As significant effects were found neither on bone density nor on bone metabolism at the group level in our study, and as confounding variables in the form of anabolic effects are not likely to have influenced the results significantly, this prospective study design provides the first evidence that ESL has no detrimental effects on bone health after exposure to the drug for 1 year.

4.1 Limitations

Key limitations of the study are the small patient cohort and a relatively short follow-up period. Larger cohorts would provide more robust statistical power, and longer follow-up periods can reveal trends or consequences that may not manifest within a year. Furthermore, for the 2/26 patients in whom the osteopenia threshold was crossed during the treatment period, it cannot be automatically assumed that ESL treatment was the (only) cause; notably these patients were an otherwise healthy young man aged 31 years and a postmenopausal woman aged 51 years. Another limitation is the potential lack of diversity in the patient population.

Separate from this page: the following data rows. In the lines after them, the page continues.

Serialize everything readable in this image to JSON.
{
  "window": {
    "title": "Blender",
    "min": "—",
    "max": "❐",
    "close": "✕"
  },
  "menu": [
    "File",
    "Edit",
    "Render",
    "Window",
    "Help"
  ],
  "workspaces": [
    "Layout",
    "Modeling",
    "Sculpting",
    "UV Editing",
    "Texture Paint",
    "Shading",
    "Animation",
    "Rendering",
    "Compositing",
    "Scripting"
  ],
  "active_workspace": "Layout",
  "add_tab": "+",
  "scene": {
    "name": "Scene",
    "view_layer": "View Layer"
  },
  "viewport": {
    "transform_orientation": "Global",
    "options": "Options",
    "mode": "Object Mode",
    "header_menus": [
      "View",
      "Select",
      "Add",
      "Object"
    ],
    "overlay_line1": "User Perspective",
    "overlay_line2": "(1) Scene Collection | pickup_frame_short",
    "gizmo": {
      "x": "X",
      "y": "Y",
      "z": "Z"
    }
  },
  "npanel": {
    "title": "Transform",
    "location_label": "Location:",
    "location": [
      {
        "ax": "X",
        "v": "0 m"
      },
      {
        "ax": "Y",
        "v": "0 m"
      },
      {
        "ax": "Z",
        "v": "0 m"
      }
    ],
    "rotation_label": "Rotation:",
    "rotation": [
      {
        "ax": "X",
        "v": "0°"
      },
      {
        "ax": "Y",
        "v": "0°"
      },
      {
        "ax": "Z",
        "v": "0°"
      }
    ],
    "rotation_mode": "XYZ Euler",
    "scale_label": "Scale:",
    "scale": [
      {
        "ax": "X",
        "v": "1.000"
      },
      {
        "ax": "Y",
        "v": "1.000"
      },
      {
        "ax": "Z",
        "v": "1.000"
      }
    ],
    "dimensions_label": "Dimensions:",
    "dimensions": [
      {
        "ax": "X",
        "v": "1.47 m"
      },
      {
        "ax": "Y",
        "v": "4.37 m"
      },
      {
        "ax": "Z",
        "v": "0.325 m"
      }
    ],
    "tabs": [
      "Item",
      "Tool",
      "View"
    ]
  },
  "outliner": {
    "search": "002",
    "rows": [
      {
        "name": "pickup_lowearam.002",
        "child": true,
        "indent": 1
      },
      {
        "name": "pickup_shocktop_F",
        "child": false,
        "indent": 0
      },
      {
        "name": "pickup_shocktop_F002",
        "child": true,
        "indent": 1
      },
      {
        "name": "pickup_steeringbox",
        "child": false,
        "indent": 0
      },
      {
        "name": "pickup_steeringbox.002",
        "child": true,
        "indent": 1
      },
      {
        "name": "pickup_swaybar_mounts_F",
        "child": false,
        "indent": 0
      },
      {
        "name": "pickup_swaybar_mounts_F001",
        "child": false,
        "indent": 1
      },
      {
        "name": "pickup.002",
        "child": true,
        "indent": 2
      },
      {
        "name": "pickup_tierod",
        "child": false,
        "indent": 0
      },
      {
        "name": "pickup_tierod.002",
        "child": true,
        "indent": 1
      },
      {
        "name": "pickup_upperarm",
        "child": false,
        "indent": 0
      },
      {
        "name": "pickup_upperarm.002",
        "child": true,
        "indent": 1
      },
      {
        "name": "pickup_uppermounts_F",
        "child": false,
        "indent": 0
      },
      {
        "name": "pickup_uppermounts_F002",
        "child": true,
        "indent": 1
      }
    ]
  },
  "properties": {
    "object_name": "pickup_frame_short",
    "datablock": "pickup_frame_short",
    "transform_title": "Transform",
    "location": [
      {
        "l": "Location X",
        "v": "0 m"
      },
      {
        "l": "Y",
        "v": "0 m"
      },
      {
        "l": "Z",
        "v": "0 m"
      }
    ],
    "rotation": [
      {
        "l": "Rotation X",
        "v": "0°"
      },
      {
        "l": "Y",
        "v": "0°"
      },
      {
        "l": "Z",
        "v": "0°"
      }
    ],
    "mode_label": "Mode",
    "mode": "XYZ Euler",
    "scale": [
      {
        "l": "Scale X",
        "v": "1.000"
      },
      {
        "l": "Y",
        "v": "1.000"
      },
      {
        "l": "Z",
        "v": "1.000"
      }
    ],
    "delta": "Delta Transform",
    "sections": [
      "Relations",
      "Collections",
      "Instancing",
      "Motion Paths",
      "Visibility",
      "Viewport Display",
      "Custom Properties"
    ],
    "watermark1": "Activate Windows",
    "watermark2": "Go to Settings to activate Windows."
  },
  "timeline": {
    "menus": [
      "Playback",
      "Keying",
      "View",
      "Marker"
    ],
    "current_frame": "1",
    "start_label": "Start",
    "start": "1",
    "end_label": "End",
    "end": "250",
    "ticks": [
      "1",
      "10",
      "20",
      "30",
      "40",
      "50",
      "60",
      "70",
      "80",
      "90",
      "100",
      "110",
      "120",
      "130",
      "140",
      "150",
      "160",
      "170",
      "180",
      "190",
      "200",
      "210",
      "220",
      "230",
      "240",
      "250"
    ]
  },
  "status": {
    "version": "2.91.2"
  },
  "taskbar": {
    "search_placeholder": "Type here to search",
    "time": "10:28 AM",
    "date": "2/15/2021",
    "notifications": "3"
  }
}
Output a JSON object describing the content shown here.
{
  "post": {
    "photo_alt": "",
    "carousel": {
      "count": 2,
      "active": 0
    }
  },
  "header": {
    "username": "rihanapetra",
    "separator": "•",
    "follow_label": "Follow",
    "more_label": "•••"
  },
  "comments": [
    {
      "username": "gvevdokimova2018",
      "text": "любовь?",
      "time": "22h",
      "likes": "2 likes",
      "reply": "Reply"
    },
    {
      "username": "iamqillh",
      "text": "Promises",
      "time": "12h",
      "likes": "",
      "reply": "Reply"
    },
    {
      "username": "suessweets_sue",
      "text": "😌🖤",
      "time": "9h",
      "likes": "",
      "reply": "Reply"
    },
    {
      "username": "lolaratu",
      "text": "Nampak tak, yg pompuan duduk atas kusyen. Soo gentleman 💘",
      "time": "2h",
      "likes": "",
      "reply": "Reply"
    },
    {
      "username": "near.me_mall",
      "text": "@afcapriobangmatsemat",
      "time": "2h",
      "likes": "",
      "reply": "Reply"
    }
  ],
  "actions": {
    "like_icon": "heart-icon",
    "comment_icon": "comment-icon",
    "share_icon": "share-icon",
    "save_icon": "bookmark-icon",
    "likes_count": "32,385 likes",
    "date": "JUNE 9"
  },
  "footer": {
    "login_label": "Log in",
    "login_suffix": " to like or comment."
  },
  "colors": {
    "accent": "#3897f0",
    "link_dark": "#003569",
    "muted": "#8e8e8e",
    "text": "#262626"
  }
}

The patients included in the study may not adequately represent the broader population of epilepsy patients who might be prescribed ESL. This could limit the generalizability of the findings. Further information on larger patient cohorts with longer follow-up periods are needed to see if weak enzyme-inducing ASMs as ESL may exert adverse effects on bone health in susceptible subgroups.

5 Conclusion

Neither osteodensitometry nor bone metabolism parameters showed significant group effects after 1 year of treatment with ESL. Individual fluctuations were observed, however, which may warrant monitoring for longer follow-up periods. Bone health aspects should be part of pharmacovigilance for both old and new generation ASMs. Ideally, the effects of ASMs on bone metabolism should be included in the initial clinical trials and followed up in the long-term extension phase of the trials.